Я смотрю в его черные глаза, эмоции во мне борются. Мстительная гордость воюет со страхом внутри меня.
— Они зажимают твой рот и заставляют тебя вдыхать через нос, — говорю я в пустоту, а в голове всплывают воспоминания о том, как я сама проделала
— Он был таким сильным, — добавляю я, понимая, что сейчас выгляжу слабой и уставшей. — Не таким сильным, как ты, Дорнан. Но все равно слишком силен, чтобы я могла его остановить.
Дорнан поворачивается и бьет зеркало в полный рост, висящее на стене рядом с кроватью, осколки стекла падают на пол, заставляя меня вздрогнуть.
— Если эти колумбийцы действительно пытаются начать войну, — мрачно говорит он, — То они чертовски долго бездействовали.
Я смотрю вниз на разбитое зеркало и кровь, капающую с его костяшек пальцев, и отвечаю ему:
— Зачем им что-то начинать?
Дорнан останавливается, проводит рукой по своим темным волосам. Он выглядит ужасно.
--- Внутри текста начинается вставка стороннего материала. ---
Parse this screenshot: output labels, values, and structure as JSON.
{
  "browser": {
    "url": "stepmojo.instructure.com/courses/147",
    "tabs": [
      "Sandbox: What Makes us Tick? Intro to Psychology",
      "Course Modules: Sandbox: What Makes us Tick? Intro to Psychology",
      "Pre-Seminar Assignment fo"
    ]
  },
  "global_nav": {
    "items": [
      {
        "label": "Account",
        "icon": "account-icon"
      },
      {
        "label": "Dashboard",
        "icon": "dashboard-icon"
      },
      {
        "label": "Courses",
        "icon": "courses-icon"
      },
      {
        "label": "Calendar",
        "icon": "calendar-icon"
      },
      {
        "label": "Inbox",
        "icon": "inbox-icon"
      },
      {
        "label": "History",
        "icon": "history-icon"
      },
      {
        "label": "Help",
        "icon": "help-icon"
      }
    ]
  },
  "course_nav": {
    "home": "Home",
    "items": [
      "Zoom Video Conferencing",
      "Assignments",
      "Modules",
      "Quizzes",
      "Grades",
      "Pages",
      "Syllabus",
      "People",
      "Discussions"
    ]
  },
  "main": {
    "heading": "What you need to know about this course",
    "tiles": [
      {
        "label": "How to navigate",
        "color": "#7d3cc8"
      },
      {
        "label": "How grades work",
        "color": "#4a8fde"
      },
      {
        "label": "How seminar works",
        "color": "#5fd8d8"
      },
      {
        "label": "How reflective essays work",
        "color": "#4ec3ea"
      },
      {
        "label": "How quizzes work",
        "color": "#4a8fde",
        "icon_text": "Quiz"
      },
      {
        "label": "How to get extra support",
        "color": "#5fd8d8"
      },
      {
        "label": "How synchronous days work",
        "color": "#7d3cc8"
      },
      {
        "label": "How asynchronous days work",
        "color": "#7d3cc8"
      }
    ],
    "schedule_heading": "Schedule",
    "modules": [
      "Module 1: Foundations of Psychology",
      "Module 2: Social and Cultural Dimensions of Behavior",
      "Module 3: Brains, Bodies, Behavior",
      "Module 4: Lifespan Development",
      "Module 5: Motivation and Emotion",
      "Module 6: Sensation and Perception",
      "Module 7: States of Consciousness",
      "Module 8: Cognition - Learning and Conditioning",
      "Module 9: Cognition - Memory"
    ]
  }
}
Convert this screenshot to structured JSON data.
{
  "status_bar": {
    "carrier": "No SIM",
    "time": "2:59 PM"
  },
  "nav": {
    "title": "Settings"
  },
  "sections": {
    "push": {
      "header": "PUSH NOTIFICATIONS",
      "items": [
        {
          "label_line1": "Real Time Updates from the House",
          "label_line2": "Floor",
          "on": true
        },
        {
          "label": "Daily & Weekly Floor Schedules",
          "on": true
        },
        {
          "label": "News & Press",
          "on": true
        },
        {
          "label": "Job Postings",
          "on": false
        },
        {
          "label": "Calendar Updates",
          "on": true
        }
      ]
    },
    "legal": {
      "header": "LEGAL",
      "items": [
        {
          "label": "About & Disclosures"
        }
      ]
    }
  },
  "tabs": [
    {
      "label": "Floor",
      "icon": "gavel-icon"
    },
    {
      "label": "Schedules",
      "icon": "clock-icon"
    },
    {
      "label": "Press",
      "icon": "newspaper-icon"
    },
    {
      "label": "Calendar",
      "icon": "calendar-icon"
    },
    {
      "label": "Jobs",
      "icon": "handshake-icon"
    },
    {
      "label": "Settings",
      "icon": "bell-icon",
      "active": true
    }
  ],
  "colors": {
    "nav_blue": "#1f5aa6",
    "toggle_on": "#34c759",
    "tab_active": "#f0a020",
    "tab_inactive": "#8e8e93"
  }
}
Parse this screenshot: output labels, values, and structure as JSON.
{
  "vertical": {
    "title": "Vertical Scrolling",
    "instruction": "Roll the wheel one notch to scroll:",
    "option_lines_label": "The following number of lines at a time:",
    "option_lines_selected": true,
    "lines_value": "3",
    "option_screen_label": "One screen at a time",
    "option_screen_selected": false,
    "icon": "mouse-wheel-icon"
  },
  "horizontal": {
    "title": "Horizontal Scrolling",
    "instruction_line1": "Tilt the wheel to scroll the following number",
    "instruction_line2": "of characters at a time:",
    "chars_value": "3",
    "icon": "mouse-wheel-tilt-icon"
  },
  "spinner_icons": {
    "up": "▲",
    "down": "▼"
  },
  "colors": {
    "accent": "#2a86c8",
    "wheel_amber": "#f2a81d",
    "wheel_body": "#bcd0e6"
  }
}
Я пытаюсь представить, что бы сделала в такой ситуации заботливая девушка? Ладно, шлюха. Я не хочу обнимать этого ублюдка. Я могу трахать его как угодно, но я не могу его обнимать.
Он рухнул в кожаное кресло с высокой спинкой в углу комнаты - чертов трон для короля, который стремительно теряет контроль над своим королевством.
Что может привязать меня к нему сейчас?
Сигареты. Да.
Я замечаю пачку сигарет, которую он бросил на тумбочку, и тянусь к ней, доставая одну сигарету и черную латунную зажигалку с драконом, вырезанным на лицевой стороне. Я зажигаю сигарету между зубами и делаю затяжку, делаю два шага к тому месту, где он сидит, опускаюсь на колени, кладу руки ему на бедра.
— Вот, малыш, — говорю я, беря сигарету и поднося ее к его губам.
Он затягивается, его черные глаза смотрят на меня со смесью, похоже, любопытства и тонко завуалированной ярости. Я снимаю футболку, и на мне остается только лифчик, прижимаю хлопок к его кровоточащей костяшке.
Я смотрю на него сквозь ресницы, моя вторая рука на его молнии. Я осторожно тяну ее, проникая рукой в его брюки, ища его отвлекающий маневр. Несколько осторожных поглаживаний, и он становится твердым, его член вырывается из штанов. Его лицо ничего не выражает, бесстрастное, он продолжает затягиваться сигаретой. Я сжимаю руку в кулак и начинаю скользить по его члену вперед-назад, необрезанная плоть поднимается вверх, прикрывая головку, и опускается обратно с каждым осторожным движением.
Я смачиваю губы и широко открываю рот, дразня нижнюю часть его твердости щелчком языка, прежде чем взять его в рот. На вкус он соленый и горький, и мне приходится мысленно подбадривать себя, чтобы не остановиться.
Давай. Ты можешь это сделать. Что такое маленький минет? Ты убийца, малышка.
Ух. Прозвище Дорнана для меня, в моем собственном сознании, в ободряющей речи, которую я даю себе, просто неправильно. Я не знаю, смеяться мне или плакать, но и то и другое было бы неуместно в роли преданной клубной шлюхи, поэтому я подавляю их, как подавляю свой рвотный рефлекс, вбирая его в горло.